Q. token.jsonにrefresh_tokenが含まれず、毎回ブラウザ認証が必要になります
Googleの公式仕様では、Desktop app(installed application)タイプのクライアントには通常refresh_tokenが発行されます。含まれない場合は、次の点を順に確認してください。①作成したOAuthクライアントが本当にDesktop appタイプになっているか(Web applicationだと挙動が異なります)②token.jsonが壊れている、または古いスコープのまま残っていないか③Externalかつテストモードの場合、同意の有効期限(最短7日)が切れていないか。それでも解決しない場合は、Googleアカウントのアプリ権限一覧から該当アプリのアクセスを一度削除し、token.jsonを削除したうえで認証フローをやり直してください。
Q. Chatだけ動きません
Chat APIは「APIの有効化」と「Chatアプリの構成」が別ステップになっている点を見落としがちです。ステップ4のChatアプリ設定(App name・Avatar・Description)が完了しているか確認してください。

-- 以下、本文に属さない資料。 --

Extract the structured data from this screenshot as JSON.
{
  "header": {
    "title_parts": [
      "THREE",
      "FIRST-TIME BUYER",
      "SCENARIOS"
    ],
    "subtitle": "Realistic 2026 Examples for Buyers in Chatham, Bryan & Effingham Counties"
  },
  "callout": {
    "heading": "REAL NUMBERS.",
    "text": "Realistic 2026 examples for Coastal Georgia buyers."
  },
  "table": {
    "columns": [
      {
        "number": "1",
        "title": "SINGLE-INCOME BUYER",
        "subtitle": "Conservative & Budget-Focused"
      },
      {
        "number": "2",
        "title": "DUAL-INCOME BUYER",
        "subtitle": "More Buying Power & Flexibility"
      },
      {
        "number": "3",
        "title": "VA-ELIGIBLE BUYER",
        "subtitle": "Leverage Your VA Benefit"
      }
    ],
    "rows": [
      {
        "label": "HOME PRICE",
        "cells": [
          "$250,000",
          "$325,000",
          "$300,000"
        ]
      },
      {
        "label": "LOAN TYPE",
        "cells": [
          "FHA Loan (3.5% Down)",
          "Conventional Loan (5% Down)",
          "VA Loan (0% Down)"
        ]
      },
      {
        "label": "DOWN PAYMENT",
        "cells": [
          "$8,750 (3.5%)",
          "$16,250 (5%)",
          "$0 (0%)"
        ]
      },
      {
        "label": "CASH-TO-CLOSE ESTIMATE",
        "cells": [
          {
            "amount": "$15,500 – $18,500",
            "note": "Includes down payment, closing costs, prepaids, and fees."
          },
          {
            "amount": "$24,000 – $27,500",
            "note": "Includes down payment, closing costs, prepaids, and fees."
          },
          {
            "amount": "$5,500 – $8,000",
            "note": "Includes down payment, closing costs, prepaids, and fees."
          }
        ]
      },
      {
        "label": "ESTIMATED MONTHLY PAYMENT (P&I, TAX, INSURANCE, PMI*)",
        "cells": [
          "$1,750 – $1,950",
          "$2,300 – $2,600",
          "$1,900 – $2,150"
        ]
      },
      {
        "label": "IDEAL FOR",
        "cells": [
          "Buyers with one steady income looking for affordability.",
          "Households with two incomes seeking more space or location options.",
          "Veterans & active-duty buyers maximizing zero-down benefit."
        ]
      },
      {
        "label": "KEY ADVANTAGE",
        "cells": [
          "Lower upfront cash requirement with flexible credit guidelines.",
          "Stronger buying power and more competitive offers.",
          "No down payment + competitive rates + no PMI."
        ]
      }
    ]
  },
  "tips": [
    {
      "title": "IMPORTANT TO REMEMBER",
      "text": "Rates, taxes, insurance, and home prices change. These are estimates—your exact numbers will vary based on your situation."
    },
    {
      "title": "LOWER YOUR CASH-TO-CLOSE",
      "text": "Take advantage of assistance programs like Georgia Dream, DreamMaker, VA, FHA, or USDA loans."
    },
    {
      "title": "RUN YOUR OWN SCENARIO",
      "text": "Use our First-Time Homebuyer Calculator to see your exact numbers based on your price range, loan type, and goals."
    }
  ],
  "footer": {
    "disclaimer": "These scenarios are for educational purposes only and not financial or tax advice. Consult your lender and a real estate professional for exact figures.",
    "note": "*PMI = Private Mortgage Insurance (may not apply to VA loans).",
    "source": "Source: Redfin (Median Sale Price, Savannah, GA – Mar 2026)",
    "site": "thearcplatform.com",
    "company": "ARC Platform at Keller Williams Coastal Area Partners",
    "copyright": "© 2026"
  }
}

Q. 組織のGoogle Workspaceアカウントで使う場合の注意点は?
組織のWorkspaceアカウントでは、管理者がサードパーティアプリへのアクセスを制限している場合があります。Internal設定でも認証が通らない場合は、Google Workspace管理者にAPIアクセスの許可を確認してください。
まとめ
- Claude Code・Codex双方から使うには、Web applicationではなくDesktop appタイプのOAuthクライアントを作成する
- 手順は「GCPプロジェクト作成→API有効化→OAuth同意画面(Branding/Audience/Data Access)→(Chatならアプリ設定)→Desktop appクライアント作成→ブラウザ認証」の順
- Google Cloud Consoleからダウンロードした
credentials.jsonを使ってブラウザ認証を行うとtoken.jsonが生成され、以降は自動的にリフレッシュされる - この2つのファイルをMCPサーバーに渡せば、Claude Code・Codexのどちらからも同じ認証情報を使い回せる
- claude.aiアプリだけで完結させたい場合は、Google公式のリモートMCPサーバー(Web application OAuth)という別の選択肢もある
まずはGmailなど1つのサービスだけでスコープを絞り、実際にtoken.jsonが生成されるところまで確認してみてください。他のサービスへ拡張する際は、対象APIの有効化・Data Accessでのスコープ追加・コード側のSCOPES変更・既存トークンへの再同意(またはtoken.jsonの再生成)・MCPサーバー側でのツール有効化が必要になります。仕組みそのものはここまでと同じなので、1つ理解すれば残りは横展開しやすいはずです。